Saturday, July 7, 2012

Fixed Action Patterns

There is something so fascinating about the complexity and variance of fixed action patterns across species. FAP’s exist in just about every species from the single-celled amoebas to giant humpback whales. Many species display unique mating rituals that are considered fixed action patterns. For example, seabirds like the Blue Footed Booby of the Galapagos Islands performs a strange dance in which the males show off the blue pigmentation of their feet to attract a female (the sign stimulus).  The Albatross sea birds also display a unique, species specific mating dance:

One of the most complex forms of communication through fixed actions patterns exists among the honeybees. Honeybee colonies have with specialized workers, one of which is the forager. Forager honeybees travel away from the hive, up to half a mile, in search of nectar and pollen. When they find flowers with these food sources, they travel back to the hive and tell the rest of the bees where to find the flowers. The way that they communicate this information is an amazing adaptation. Honeybees have terrible vision so they cannot use landmarks to communicate. Rather they have developed a language based on solar direction and distance. The foragers wiggle repeatedly at a specific angle relative to the sun and the amount of wiggles has been found to represent a specific distance.

Besides mating rituals and communication, fixed action patterns also serve as defense mechanisms. A few commonly known defense mechanisms are the opossums’ “playing dead” move, a skunk’s ability to spray a foul odor, or a lizard’s ability to detach its own tail.
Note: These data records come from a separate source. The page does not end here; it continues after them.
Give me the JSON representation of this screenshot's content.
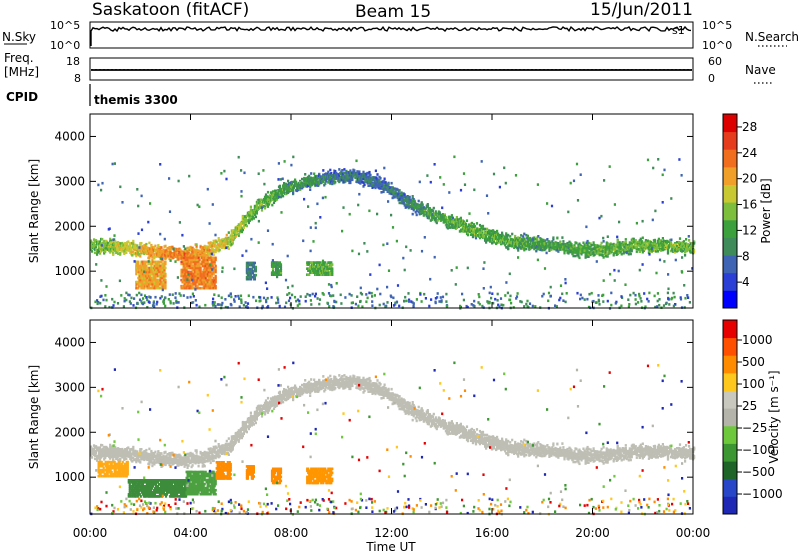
{
  "header": {
    "station": "Saskatoon (fitACF)",
    "beam": "Beam 15",
    "date": "15/Jun/2011"
  },
  "nsky_panel": {
    "left_label": "N.Sky",
    "right_label": "N.Search",
    "left_ticks": [
      "10^5",
      "10^0"
    ],
    "right_ticks": [
      "10^5",
      "10^0"
    ],
    "corner": "s1"
  },
  "freq_panel": {
    "left_label_1": "Freq.",
    "left_label_2": "[MHz]",
    "right_label": "Nave",
    "left_ticks": [
      "18",
      "8"
    ],
    "right_ticks": [
      "60",
      "0"
    ],
    "freq_ylim": [
      8,
      18
    ],
    "freq_value": 12.5,
    "nave_ylim": [
      0,
      60
    ],
    "nave_value": 28
  },
  "cpid_panel": {
    "label": "CPID",
    "program": "themis 3300"
  },
  "chart_data": [
    {
      "type": "heatmap",
      "name": "power",
      "ylabel": "Slant Range [km]",
      "xlabel": "Time UT",
      "ylim": [
        180,
        4500
      ],
      "xlim_hours": [
        0,
        24
      ],
      "y_ticks": [
        1000,
        2000,
        3000,
        4000
      ],
      "colorbar": {
        "label": "Power [dB]",
        "ticks": [
          "4",
          "8",
          "12",
          "16",
          "20",
          "24",
          "28"
        ],
        "range": [
          0,
          30
        ],
        "colors": [
          "#0000ff",
          "#2b3fd6",
          "#3f64b4",
          "#3f8c5a",
          "#3ca03c",
          "#7dbe3c",
          "#c8c832",
          "#f0a028",
          "#f06e1e",
          "#e63c1e",
          "#dc0000"
        ]
      },
      "ridges": [
        {
          "h": 0.0,
          "r": 1600,
          "p": 15
        },
        {
          "h": 1.5,
          "r": 1550,
          "p": 19
        },
        {
          "h": 2.5,
          "r": 1450,
          "p": 22
        },
        {
          "h": 3.5,
          "r": 1400,
          "p": 24
        },
        {
          "h": 4.5,
          "r": 1450,
          "p": 22
        },
        {
          "h": 5.5,
          "r": 1700,
          "p": 18
        },
        {
          "h": 6.5,
          "r": 2400,
          "p": 15
        },
        {
          "h": 7.5,
          "r": 2800,
          "p": 13
        },
        {
          "h": 8.5,
          "r": 3000,
          "p": 11
        },
        {
          "h": 9.5,
          "r": 3100,
          "p": 9
        },
        {
          "h": 10.5,
          "r": 3150,
          "p": 8
        },
        {
          "h": 11.5,
          "r": 3000,
          "p": 8
        },
        {
          "h": 12.5,
          "r": 2600,
          "p": 9
        },
        {
          "h": 13.5,
          "r": 2300,
          "p": 12
        },
        {
          "h": 14.5,
          "r": 2100,
          "p": 14
        },
        {
          "h": 15.5,
          "r": 1900,
          "p": 14
        },
        {
          "h": 16.5,
          "r": 1700,
          "p": 13
        },
        {
          "h": 17.5,
          "r": 1650,
          "p": 12
        },
        {
          "h": 18.5,
          "r": 1600,
          "p": 12
        },
        {
          "h": 19.5,
          "r": 1500,
          "p": 13
        },
        {
          "h": 20.5,
          "r": 1500,
          "p": 14
        },
        {
          "h": 21.5,
          "r": 1600,
          "p": 14
        },
        {
          "h": 22.5,
          "r": 1600,
          "p": 15
        },
        {
          "h": 24.0,
          "r": 1550,
          "p": 15
        }
      ],
      "patches": [
        {
          "h0": 1.8,
          "h1": 3.0,
          "r0": 650,
          "r1": 1250,
          "p": 21
        },
        {
          "h0": 3.6,
          "h1": 5.0,
          "r0": 650,
          "r1": 1350,
          "p": 23
        },
        {
          "h0": 6.2,
          "h1": 6.6,
          "r0": 850,
          "r1": 1250,
          "p": 8
        },
        {
          "h0": 7.2,
          "h1": 7.6,
          "r0": 950,
          "r1": 1250,
          "p": 11
        },
        {
          "h0": 8.6,
          "h1": 9.6,
          "r0": 950,
          "r1": 1250,
          "p": 13
        }
      ]
    },
    {
      "type": "heatmap",
      "name": "velocity",
      "ylabel": "Slant Range [km]",
      "xlabel": "Time UT",
      "ylim": [
        180,
        4500
      ],
      "xlim_hours": [
        0,
        24
      ],
      "y_ticks": [
        1000,
        2000,
        3000,
        4000
      ],
      "colorbar": {
        "label": "Velocity [m s⁻¹]",
        "ticks": [
          "1000",
          "500",
          "100",
          "25",
          "−25",
          "−100",
          "−500",
          "−1000"
        ],
        "colors": [
          "#1e28b4",
          "#2846c8",
          "#1e6428",
          "#3c9632",
          "#6ec83c",
          "#b4b4aa",
          "#c8c8be",
          "#ffc81e",
          "#ff8c00",
          "#ff5000",
          "#e60000"
        ]
      },
      "ground_scatter_color": "#bebeb4",
      "patches": [
        {
          "h0": 0.3,
          "h1": 1.5,
          "r0": 1050,
          "r1": 1400,
          "c": "#ffaa14"
        },
        {
          "h0": 1.5,
          "h1": 3.8,
          "r0": 600,
          "r1": 1000,
          "c": "#3c8c3c"
        },
        {
          "h0": 3.8,
          "h1": 5.0,
          "r0": 650,
          "r1": 1150,
          "c": "#4ca040"
        },
        {
          "h0": 5.0,
          "h1": 5.6,
          "r0": 1000,
          "r1": 1400,
          "c": "#ff8c00"
        },
        {
          "h0": 6.2,
          "h1": 6.5,
          "r0": 1000,
          "r1": 1300,
          "c": "#ff8c00"
        },
        {
          "h0": 7.2,
          "h1": 7.6,
          "r0": 900,
          "r1": 1250,
          "c": "#ff8c00"
        },
        {
          "h0": 8.6,
          "h1": 9.6,
          "r0": 900,
          "r1": 1250,
          "c": "#ff9600"
        }
      ]
    }
  ],
  "x_axis": {
    "tick_labels": [
      "00:00",
      "04:00",
      "08:00",
      "12:00",
      "16:00",
      "20:00",
      "00:00"
    ],
    "title": "Time UT"
  }
}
However, species of all kinds have adapted unique and unthinkable defense mechanisms. For example, when a horned lizard is attacked, it will pressurize its own sinus cavities until the blood vessels in its eyes burst and spray its attacker with blood. Malaysian ants have poisonous glands on both sides of their abdomen and if they are about to lose a battle, they will actually get close to their enemy and contract their enemy until they explode themselves like a suicide bomber. 


  1. Wow this is so interesting! I was unaware of the mating rituals between animals. I really enjoyed watching your videos too!

  2. I found this to be very interesting, its amazing how animals just know these behaviors by instinct seeing that some of them are very complex and creative.